In solidarism the individual is not a mere member of the whole or a mere means by which a state-designated goal is achieved, but he is a person for whom all the activities of all the members of society and of the state are directed. The profit motive is not rejected but merely restrained so that it aids rather than hinders the attainment of the goal of the economy. More generically, selfinterest is recognized as a legitimate, natural instinct, a force for good, which must, however, be ordered so that both the individual and community are satisfied.

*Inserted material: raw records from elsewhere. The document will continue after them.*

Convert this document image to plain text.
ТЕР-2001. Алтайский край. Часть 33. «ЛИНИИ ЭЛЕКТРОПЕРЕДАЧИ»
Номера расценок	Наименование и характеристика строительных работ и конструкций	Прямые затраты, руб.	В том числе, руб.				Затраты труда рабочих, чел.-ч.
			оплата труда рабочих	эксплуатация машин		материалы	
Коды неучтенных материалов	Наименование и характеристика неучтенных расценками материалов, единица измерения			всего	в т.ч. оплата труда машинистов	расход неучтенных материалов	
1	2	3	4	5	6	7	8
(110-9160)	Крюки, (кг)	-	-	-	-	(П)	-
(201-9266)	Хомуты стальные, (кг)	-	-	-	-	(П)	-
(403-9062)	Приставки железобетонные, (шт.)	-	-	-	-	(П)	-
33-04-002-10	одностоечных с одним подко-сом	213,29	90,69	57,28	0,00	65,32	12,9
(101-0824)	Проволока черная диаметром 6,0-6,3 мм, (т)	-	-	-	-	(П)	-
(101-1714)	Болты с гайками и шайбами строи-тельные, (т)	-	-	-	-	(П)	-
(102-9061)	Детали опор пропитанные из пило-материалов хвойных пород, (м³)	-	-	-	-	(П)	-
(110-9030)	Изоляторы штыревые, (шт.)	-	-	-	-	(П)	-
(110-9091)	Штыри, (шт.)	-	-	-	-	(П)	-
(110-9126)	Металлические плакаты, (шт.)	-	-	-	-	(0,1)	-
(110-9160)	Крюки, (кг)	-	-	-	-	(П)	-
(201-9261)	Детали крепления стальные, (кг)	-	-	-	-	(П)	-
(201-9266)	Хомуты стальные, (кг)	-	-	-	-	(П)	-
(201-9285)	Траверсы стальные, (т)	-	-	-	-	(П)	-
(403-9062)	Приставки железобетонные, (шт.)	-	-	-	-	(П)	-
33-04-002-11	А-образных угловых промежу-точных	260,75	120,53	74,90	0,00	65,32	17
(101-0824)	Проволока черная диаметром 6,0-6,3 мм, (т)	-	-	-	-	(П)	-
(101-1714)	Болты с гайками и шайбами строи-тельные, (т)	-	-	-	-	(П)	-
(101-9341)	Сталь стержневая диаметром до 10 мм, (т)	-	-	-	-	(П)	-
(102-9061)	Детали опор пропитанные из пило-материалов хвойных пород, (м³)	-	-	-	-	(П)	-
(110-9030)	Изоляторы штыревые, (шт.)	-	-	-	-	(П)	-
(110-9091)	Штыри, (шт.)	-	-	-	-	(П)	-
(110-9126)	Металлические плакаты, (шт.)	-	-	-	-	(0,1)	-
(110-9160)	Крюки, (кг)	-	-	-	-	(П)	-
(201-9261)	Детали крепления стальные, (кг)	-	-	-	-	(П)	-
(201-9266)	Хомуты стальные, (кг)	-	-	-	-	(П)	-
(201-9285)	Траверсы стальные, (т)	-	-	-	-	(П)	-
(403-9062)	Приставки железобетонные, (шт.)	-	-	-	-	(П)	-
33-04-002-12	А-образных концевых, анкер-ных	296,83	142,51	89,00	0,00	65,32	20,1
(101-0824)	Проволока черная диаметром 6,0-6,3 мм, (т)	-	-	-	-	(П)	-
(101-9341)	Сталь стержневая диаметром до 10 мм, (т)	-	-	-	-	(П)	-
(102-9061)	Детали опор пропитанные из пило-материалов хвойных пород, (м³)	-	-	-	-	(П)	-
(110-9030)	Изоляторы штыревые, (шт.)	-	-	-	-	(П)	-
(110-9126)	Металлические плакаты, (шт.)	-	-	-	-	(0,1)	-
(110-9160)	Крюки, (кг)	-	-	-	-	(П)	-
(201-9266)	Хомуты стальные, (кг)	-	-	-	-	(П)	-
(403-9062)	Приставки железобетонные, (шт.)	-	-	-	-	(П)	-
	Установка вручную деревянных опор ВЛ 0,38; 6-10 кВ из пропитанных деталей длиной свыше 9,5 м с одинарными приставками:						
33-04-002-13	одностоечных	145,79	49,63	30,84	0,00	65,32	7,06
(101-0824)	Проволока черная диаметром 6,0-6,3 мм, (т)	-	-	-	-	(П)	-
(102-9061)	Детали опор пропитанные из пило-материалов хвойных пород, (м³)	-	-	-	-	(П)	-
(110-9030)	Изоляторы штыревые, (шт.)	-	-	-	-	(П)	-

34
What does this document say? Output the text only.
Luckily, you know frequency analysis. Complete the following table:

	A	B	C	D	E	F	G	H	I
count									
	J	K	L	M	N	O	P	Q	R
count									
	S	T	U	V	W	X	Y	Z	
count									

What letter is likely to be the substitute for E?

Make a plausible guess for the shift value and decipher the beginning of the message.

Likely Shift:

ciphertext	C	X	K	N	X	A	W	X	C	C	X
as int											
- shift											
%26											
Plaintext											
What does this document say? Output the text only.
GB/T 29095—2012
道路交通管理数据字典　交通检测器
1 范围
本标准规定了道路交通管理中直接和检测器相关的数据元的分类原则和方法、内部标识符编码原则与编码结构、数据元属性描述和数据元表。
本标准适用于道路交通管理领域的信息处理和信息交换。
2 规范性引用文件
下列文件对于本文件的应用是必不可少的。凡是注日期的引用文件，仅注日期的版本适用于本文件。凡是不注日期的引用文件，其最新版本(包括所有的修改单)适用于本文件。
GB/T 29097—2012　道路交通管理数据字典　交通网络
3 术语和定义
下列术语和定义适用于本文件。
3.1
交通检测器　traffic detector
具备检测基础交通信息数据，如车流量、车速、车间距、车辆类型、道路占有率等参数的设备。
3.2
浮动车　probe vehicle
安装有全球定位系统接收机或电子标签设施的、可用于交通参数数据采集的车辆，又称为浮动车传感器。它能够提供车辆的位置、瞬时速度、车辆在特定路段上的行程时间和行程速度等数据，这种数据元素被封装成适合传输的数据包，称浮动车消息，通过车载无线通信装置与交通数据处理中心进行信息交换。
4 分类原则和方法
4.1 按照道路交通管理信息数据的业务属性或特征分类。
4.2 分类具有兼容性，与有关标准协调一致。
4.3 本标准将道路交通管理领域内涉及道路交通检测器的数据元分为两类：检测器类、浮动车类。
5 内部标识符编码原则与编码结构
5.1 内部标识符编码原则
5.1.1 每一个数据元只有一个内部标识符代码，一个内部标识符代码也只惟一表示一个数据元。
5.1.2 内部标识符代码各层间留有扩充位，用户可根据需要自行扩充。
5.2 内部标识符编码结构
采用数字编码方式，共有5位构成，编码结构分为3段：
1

Solidarism recognizes the importance of freedom in the economic sphere. While it rejects a compulsory planned economy, it also disavows absolute freedom. It fears that unlimited, unbridled freedom will hinder the achieving of the goal of the economy unless it is subject to the demands of justice. Only the acceptance of authority develops and guarantees that degree of justice required by freedom. Solidarism's freedom is the freedom of order.

Both the individualistic, irresponsible, absolute concept of private property and the socialistic concept of state ownership are rejected. Solidarism justifies private ownership and limits it by invoking the principle that "the goods of the earth should serve all mankind." In the last resort the state has the duty and the right to see that this is achieved.

Just as solidarism is a middle way between socialism and individualism, it stresses the establishment in society of groups that will take their place between the individuals and the state. These are organizations embracing all who are engaged in a particular profession or performing a particular service for the nation. All performing the same function in society, though divided by different personal interests, belong to the same group. These functional groups are organs of society that operate as the representatives of the group and as self-governing authorities for the particular profession of industry in keeping with the principle of subsidiarity. While not essential to the political society, in the sense that society could not exist without them, they are necessary for its perfection. The particular form that these functional groups may adopt will vary according to the economic, social, and political conditions of the nation.

Bibliography: r.c. mulcahy, The Economics of Heinrich Pesch (New York 1952). f. h. mueller, Heinrich Pesch and His Theory of Solidarism (St. Paul 1941).